In light of these data, we tested the potential of MG-132 and CDDP as a combinatory treatment. We first assessed cell viability treating NTERA-2P and NTERA-2R with a range of MG-132 concentrations combined with CDDP (IC${}_{50}$) for 72 hours. A remarkable enhancement of cytotoxicity was observed in the combinatory treatment for both cell lines. Interestingly, NTERA-2R was more responsive than NTERA-2P to the combinatory treatment (Fig. 7A). We then found that the treatment using the combination of CDDP (IC${}_{50}$) and MG-132 (25 nM – non-toxic concentration), for 72 hours, increased apoptosis when compared to CDDP alone in both cell lines (Fig. 7B). This result agreed with increased cleaved PARP levels found after the treatment with CDDP and MG-132 combination in both cell lines (Fig. 7C). Finally, we performed flow cytometry to compare the cell cycle distribution after treatment with CDDP (IC${}_{50}$) alone and in combination with MG-132 (25 nM) for 72 hours.
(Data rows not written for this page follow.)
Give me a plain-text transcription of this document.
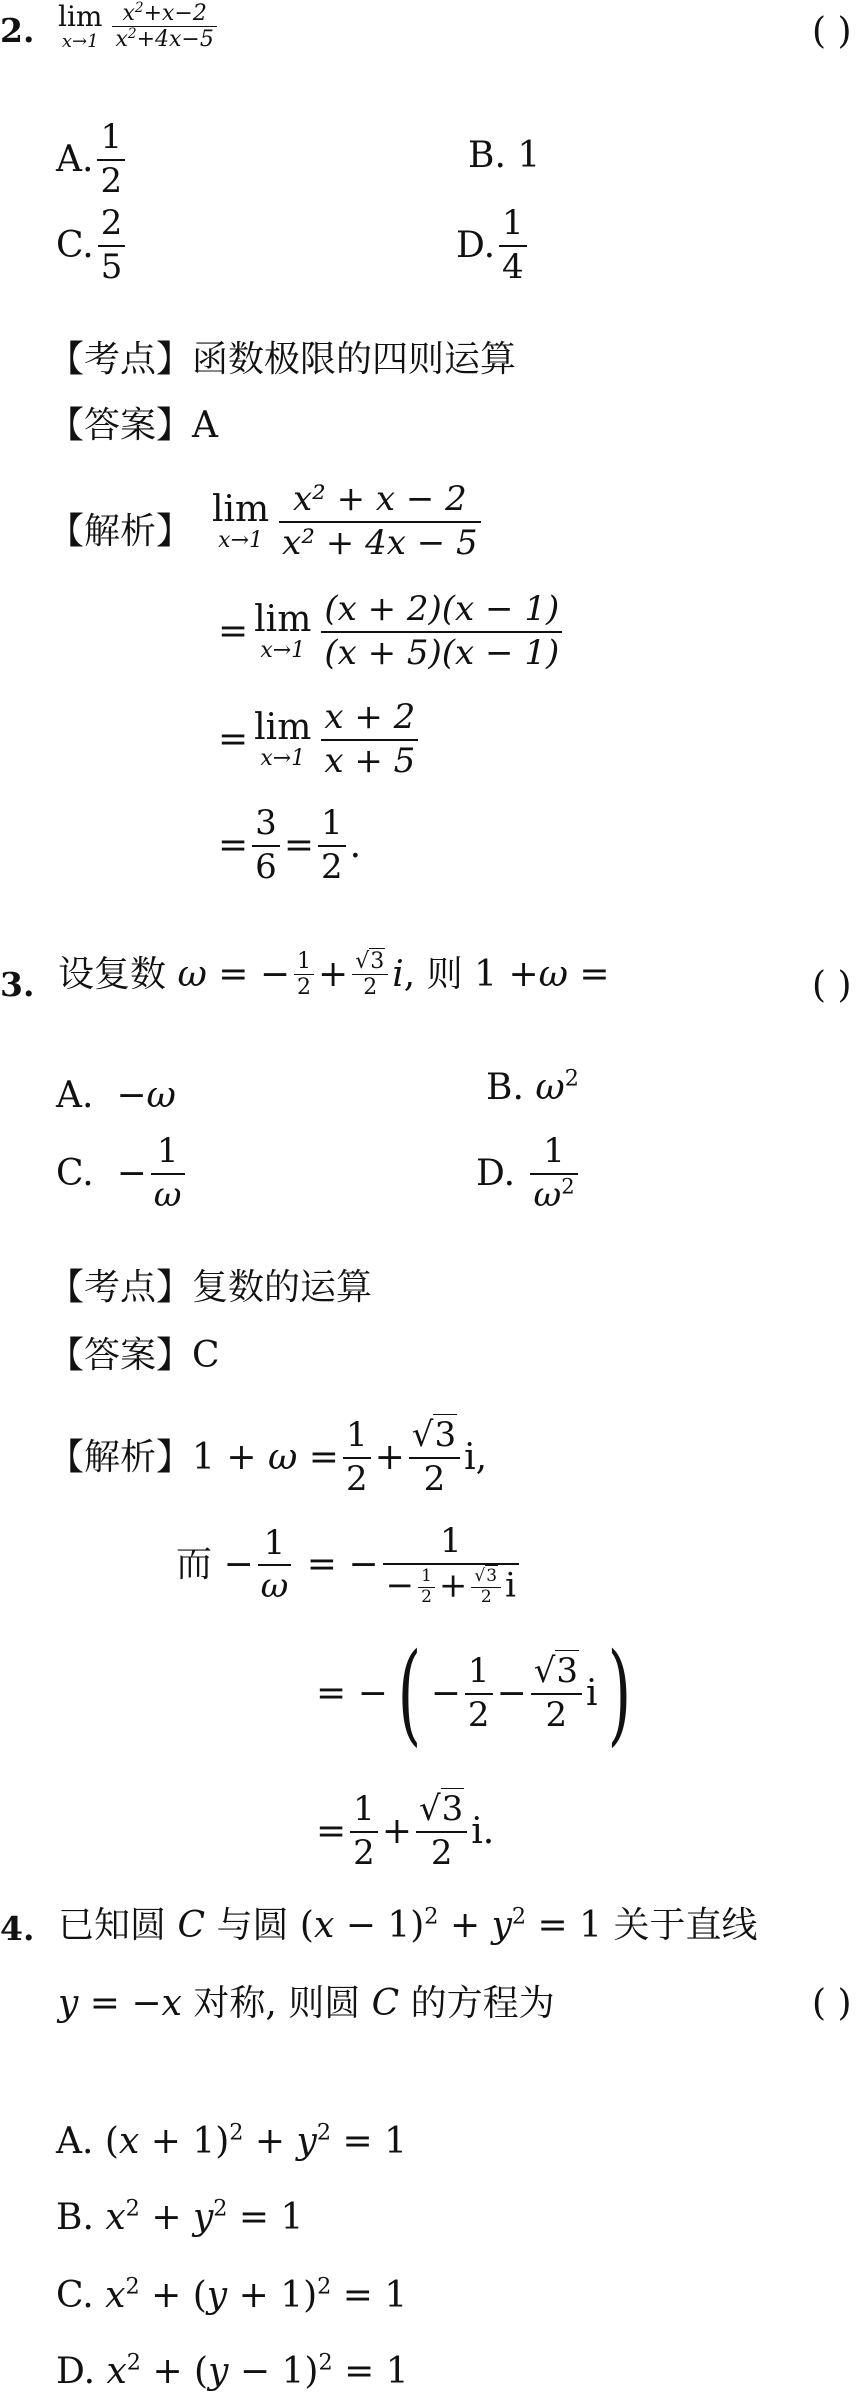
2. lim
$x\to 1 \frac{x^2+x-2}{x^2+4x-5}$	( )
A. $\frac{1}{2}$	B. 1
C. $\frac{2}{5}$	D. $\frac{1}{4}$
【考点】函数极限的四则运算
【答案】A
【解析】
lim
$x\to 1 \frac{\text{x² + x − 2}}{\text{x² + 4x − 5}}$
= lim
$x\to 1 \frac{(x + 2)(x - 1)}{(x + 5)(x - 1)}$
= lim
$x\to 1 \frac{x + 2}{x + 5}$
= $\frac{3}{6} = \frac{1}{2}$ .
3. 设复数
ω = − $\frac{1}{2} + \frac{√3}{2}$ i , 则 1 + ω =	( )
A.  −ω	B. $\omega^2$
C. − $\frac{1}{\omega}$	D.
$\frac{1}{\omega^2}$
【考点】复数的运算
【答案】C
【解析】 $1 + \omega = \frac{1}{2} + \frac{√3}{2} i$,
而 − $\frac{1}{\omega}$ = − $\frac{1}{- \frac{1}{2} + \frac{√3}{2} i}$
= − ( − $\frac{1}{2} - \frac{√3}{2}$ i )
= $\frac{1}{2} + \frac{√3}{2} i$.
4. 已知圆 C 与圆 $(x - 1)^2 + y^2 = 1$ 关于直线
y = −x 对称, 则圆 C 的方程为	( )
A. $(x + 1)^2 + y^2 = 1$
B. $x^2 + y^2 = 1$
C. $x^2 + (y + 1)^2 = 1$
D. $x^2 + (y - 1)^2 = 1$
As presented in Fig. 7D, CDDP alone increased the G2 population in both cell lines. When combining both drugs, we observed an increase in S population and a remarkable increase in the Sub-G0 population compared to CDDP alone in both cell lines. These results indicate that MG-132 treatment in non-toxic doses restores CDDP sensitivity of the resistant cell line.

Fig. 7.

MG-132 and CDDP combination indicate great therapeutic potential in both NTERA-2P and NTERA-2R. (A) Cell viability assay after MG-132 or CDDP (IC${}_{50}$) + MG-132 for 72 hours treatment. IC${}_{50}$ values are indicated on the graph. (B) Apoptosis assay after CDDP (IC${}_{50}$) or CDDP (IC${}_{50}$) + MG-132 (25 nM) for 72 hours treatment. (C) Western blot evaluation of PARP protein levels (total and cleaved) in cells treated for 24 hours with CDDP (IC${}_{50}$), MG-132 (25 nM), or the combination. $\beta$-Actin was used for data normalization. The image is representative of one immunoblotting assay. (D) Changes in cell cycle distribution after 72 hours of treatment with CDDP (IC${}_{50}$) or CDDP (IC${}_{50}$) + MG-132 (25 nM) were statiscally significant for both NTERA-2P and NTERA-2R (p 0.01).